On Friday, December 13, 2002, at 12:35 PM, Jochen Schiffler wrote:
Hi,
to add some additional ammo to the 'film vs. digital' debate I
recommend a
visit to the website of 'Max Lyons'.
For quite some time now I'm planning to buy an EOS 30 film camera and
never
thought of digital. After I accidently found Max' website while
looking for
Can*n lens reviews my decision for the EOS 30 lost some of it's power
and I
wish I could afford an additional D 60 (or G3 to start with) ;-)
Dunno whether some of you already know his website
http://www.tawbaware.com/
or http://www.tawbaware.com/maxlyons/index.html for the galleries but
it's
worth a deep dive.
This guy shoots exclusively digital and besides his 'normal' pictures
he
creates breathtaking panoramic images by stitching and stacking
multiple
high-resolution shots together (resulting in 6-40! megapixel images).
When I
saw them for the first time I was (usually I hate to say this) blown
away.
You may argue about the changes color and parallax error correction
tools do
to the original images but for me the results matter and Max' results
are
truely awesome. In fact the blended images (one set of images for the
highlights combinded with a set for optimised shadow detail) show more
detail due to a higher dynamic range and IMHO they look more like the
human
eye would see the scene.
I was intrigued by his 'Digital Scotland" gallery and this is one of my
favourites (if the link is split in two or more lines, you may have to
copy/paste both parts to the address field of your browser):
http://www.tawbaware.com/maxlyons/cgi-bin/
image.pl?showFileName=SCO_0369-SCO
_0372_Eilean_Donan_Castle_Pano.jpg&gallery=9
Besides the panoramic images Max Lyons simply takes great photographs
and I
really don't care if they're digital or not.

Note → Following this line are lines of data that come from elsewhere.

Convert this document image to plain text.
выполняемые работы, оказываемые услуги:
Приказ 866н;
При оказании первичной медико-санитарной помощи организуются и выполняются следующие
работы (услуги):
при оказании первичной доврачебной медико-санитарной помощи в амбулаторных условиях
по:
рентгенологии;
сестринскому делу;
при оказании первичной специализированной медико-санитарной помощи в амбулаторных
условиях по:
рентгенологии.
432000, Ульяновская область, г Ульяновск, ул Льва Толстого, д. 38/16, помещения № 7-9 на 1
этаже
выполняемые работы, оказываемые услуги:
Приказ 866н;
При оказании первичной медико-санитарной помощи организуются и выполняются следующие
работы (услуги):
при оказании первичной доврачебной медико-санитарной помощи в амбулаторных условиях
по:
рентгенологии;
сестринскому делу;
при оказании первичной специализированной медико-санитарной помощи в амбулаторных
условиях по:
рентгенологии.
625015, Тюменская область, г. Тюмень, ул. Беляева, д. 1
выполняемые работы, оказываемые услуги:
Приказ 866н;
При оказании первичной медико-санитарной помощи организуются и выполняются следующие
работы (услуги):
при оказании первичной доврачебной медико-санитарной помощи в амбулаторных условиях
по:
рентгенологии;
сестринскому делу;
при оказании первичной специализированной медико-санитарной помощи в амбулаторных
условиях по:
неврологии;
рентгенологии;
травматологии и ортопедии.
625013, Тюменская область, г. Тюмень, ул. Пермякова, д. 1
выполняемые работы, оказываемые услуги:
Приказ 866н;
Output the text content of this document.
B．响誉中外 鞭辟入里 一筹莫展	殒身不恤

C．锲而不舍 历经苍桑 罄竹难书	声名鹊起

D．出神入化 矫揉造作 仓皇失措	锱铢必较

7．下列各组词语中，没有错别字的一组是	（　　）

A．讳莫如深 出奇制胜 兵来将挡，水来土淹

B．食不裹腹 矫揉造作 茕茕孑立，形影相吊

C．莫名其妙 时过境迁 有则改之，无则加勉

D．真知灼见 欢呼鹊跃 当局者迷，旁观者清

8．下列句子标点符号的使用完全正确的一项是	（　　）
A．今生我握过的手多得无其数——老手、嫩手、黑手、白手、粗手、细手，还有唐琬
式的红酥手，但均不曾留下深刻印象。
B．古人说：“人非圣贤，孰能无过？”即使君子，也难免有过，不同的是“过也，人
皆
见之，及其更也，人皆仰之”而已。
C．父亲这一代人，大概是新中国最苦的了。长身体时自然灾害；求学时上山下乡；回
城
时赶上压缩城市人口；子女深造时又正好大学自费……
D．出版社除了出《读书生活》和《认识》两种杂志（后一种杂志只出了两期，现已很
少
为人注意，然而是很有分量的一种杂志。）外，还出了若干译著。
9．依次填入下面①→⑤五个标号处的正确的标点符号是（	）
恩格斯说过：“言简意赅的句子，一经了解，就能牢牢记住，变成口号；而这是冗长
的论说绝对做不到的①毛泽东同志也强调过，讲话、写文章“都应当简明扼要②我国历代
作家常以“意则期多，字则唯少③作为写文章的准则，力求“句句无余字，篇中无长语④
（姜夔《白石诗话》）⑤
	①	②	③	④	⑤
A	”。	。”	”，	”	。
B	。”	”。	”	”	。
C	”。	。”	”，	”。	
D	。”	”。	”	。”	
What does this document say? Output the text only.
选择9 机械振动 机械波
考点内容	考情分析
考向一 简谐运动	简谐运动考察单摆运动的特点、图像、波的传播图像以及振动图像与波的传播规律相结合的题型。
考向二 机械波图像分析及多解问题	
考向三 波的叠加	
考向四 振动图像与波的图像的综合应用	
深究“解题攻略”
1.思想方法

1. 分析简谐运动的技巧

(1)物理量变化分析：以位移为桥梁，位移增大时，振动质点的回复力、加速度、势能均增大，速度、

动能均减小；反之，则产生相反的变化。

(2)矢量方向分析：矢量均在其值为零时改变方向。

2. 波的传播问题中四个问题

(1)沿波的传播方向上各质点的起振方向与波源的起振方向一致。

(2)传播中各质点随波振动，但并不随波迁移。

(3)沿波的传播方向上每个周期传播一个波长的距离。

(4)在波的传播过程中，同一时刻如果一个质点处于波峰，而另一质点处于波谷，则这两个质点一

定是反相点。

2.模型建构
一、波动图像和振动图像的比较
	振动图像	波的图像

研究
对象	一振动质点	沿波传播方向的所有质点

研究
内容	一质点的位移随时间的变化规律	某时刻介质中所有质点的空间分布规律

A shame there's no digital SLR that eats Zuikos (or did I miss
something
important).
Nonetheless I'll always keep my film camera(s).
'digital' regards
Jochen
An interesting site with nice images although I might question some of
the math being an idiot myself. He notes Kodak's web site explanation
that a 3072 x 2048 scan captures all the information on a 35mm slide,
but anyone will tell you who has used one that a 4000dpi scanner
captures more than a 2000dpi scanner. A drum scanner will get more. It
might explain the poor quality of Kodak Photo CDs. Kodak kind of then
contradicts itself by bringing out a 14 megapixel camera.
I also get very confused when people start talking about comparisons
between scanners which I understand gives you dpi which can be any
combination of RGB and photo CCD which are mapped and only R, G, or B
which reduces the megapixel count to about a 1/3 of the stated.
I agree. His Scotland pictures are very nice.